Statistical mechanics is the theory that describes the behavior of macroscopic systems in terms of thermodynamic variables (such as the entropy, volume, average number of particles, etc.), using as a starting point the microscopic structure of the physical system of interest. The difference between thermodynamics and statistical mechanics is that the first theory is based on empirical observations, whereas the second theory is based on knowledge (true or assumed) of the microscopic constituents and their interactions.

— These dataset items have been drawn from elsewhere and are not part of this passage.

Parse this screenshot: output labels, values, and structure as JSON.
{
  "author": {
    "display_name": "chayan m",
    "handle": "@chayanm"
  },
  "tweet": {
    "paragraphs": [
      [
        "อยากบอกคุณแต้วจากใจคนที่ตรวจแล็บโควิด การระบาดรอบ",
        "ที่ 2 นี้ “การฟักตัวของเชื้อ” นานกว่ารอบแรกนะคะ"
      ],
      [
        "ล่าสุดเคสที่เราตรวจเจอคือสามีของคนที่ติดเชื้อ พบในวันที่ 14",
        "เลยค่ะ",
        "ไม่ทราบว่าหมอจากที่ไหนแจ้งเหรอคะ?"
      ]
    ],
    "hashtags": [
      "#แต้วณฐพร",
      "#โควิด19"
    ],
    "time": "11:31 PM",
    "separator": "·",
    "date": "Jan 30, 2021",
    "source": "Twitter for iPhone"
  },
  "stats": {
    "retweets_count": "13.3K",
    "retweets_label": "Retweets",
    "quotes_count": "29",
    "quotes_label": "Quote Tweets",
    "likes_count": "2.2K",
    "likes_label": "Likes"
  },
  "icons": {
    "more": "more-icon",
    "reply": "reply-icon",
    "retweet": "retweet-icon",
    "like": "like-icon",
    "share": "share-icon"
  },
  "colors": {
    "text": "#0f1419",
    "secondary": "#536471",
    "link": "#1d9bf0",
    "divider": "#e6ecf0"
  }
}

The similarity between the two theories is that they both address the macroscopic behavior of the system: thermodynamics does it by dealing exclusively with macroscopic quantities and using empirical laws, and statistical mechanics does it by constructing averages over all states consistent with the external conditions imposed on the system (such as temperature, pressure, chemical potential, etc.). Thus, the central theme in statistical mechanics is to identify all the possible states of the system in terms of their microscopic structure, and take an average of the physical quantities of interest over those states that are consistent with the external conditions. The average must involve the proper weight for each state, which is related to the likelihood of this state to occur, given the external conditions.

As in thermodynamics, statistical mechanics assumes that we are dealing with systems composed of a very large number of microscopic particles (typically atoms or molecules). The variables that determine the state of the system are the position, momentum, electric charge and magnetic moment of the particles. All these are microscopic variables, and their values determine the state of individual particles.